In “With Consumer Demand for Ancestry and Genealogy Genetic Tests Waning, Leading Genomics Companies are Investigating Ways to Commercialize the Aggregated Genetics Data They Have Collected,” Dark Daily noted that, faced with lagging sales and employee layoffs, genomics companies in the genealogy DNA testing market are shifting their focus to the healthcare aspects of the consumer genomics data they have already compiled and aggregated.
According to Joe Grzymski, PhD, Chief Scientific Officer at Renown Health and Associate Research Professor of Computational Biology at Desert Research Institute, a research campus of the University of Nevada Reno, the consumer market is going to become more integrated into the healthcare experience.
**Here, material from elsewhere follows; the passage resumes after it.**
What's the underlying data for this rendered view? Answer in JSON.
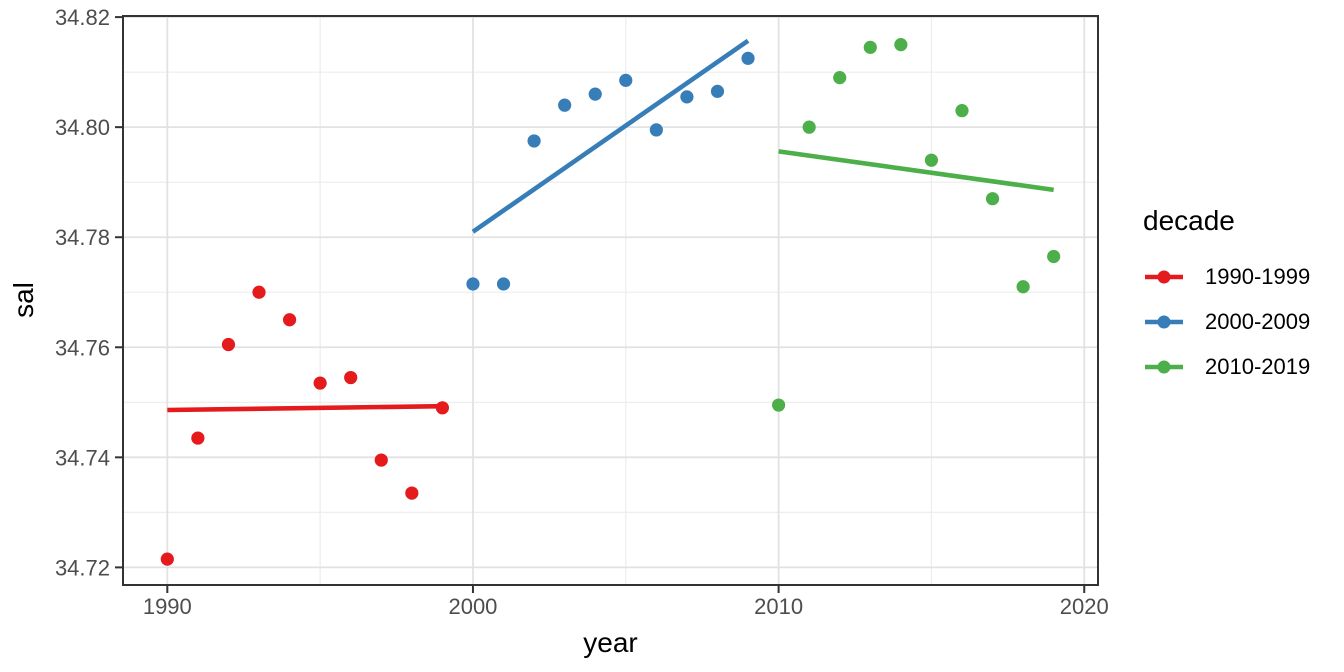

“Whether that occurs through your primary care doctor, your large integrated health network, or your payor, I think there will be profound changes in society’s tolerance for using genetics for prevention,” he told GenomeWeb.
Regardless, as Dark Daily reported in 2020, sales of genetic tests from Ancestry and 23andMe show the market is cooling. Thus, with less than 20% of the population having taken DNA tests, and with sales slowing, genetics testing may not affect responses on the next US census, which is scheduled for April 1, 2030.
In the meantime, clinical laboratory managers should recognize how and why more consumers are interested in ordering their own medical laboratory tests and incorporate this trend into their lab’s strategic planning.